So... no one else is afraid of dogs?
It's the most irritating of fears. Because every one turns around and says "aww but you'd love MY dog!". Oh yeah? Scared of heights? Come to my highrise, the veiws fucking spectacular! People just accept it when you say you're scared of spiders, or flying. But people keep trying to change my mind about dogs, like it's some decision I made.
I really wish I wasn't scared of them. It's not fun. It's not some show put on for attention. I get angry. I resent being made to feel so helpless. So sick with fear and being unable to do a god damn thing about it. No one should ever be made to feel like that.
I'm feeling sick and shakey now, just thinking about it. My dad took me to a dog show when I was 11 to try and get me to confront my fear. It was the first time I ever had a panic attack.
My best friend owns a dalmation and an alsation. She made me come over when they were puppies to adjust to them. I thought it would help, but now they are so big. I can go round, I'll pat them but i can't be alone with them. I can't look them in the eye. I scream and run when i hear them bark.

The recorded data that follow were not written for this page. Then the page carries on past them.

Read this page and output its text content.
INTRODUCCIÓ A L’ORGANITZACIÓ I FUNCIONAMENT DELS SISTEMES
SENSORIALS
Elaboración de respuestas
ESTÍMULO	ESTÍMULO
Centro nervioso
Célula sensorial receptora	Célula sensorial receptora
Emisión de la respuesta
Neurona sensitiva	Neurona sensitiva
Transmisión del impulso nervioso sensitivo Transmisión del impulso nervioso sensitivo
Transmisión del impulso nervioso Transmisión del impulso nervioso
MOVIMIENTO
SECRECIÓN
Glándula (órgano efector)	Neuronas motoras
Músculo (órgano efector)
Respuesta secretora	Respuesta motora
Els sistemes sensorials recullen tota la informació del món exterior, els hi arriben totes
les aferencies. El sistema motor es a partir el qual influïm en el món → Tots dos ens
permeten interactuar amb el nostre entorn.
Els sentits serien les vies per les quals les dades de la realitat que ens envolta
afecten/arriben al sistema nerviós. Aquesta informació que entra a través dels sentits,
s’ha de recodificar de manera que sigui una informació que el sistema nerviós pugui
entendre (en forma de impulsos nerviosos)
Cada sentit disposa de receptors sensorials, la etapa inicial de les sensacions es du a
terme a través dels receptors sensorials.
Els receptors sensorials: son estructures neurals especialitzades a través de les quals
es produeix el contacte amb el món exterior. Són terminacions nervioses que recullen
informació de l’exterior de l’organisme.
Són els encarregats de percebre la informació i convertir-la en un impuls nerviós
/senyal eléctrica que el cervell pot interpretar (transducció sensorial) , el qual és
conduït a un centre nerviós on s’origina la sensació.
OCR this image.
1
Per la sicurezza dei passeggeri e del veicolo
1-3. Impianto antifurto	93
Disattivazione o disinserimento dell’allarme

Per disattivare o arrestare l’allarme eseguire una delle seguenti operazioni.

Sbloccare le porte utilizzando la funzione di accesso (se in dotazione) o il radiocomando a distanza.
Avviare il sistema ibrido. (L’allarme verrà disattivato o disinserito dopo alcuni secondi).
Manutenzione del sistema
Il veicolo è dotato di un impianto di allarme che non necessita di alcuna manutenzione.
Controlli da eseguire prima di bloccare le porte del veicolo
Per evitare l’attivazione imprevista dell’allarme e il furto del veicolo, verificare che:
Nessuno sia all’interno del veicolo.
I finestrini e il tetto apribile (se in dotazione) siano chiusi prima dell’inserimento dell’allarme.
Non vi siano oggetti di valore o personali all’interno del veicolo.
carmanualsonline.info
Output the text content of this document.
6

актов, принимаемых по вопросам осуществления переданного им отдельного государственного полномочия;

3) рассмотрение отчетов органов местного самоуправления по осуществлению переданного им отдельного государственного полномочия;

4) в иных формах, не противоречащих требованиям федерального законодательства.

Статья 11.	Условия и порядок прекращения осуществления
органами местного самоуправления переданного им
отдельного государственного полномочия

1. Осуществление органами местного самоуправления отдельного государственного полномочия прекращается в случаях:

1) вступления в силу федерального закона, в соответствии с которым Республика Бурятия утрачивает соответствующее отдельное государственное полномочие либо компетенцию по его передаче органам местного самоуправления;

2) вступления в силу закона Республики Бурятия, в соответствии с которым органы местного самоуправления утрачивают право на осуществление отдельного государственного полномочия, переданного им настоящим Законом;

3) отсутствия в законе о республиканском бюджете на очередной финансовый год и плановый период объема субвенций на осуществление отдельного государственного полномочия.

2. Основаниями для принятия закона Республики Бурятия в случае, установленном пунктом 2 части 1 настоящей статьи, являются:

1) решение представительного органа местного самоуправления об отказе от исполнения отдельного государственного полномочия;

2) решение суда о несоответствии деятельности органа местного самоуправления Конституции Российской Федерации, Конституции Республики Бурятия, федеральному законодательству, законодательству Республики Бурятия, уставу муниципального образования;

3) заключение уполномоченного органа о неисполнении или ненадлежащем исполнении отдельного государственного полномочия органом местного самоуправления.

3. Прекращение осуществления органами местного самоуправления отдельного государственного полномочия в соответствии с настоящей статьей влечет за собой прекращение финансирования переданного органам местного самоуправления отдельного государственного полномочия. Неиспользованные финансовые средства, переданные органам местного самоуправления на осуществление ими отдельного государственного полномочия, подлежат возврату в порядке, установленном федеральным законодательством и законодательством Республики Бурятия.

It's hard to leave the house day or night, because there's always some negligent owner who lets their mutt wander around off a lead, or leaves the gate open. I do leave the house, I sing to myself to distract myself from thinking that there might be a dog around the corner. I must look like a loony, but it sure beats crying and shaking. I do however feel proud that I do go outside alone. That i don't hide in my house. I'm aware that one day I just might stop going outside for fear of dogs. I hope that day never comes.
And I get that most dogs are lovely and harmless, but the thing about phobias is that they are irrational, you're not thinking of the best possible outcome.
Anyone else at all scared of dogs? Anyone?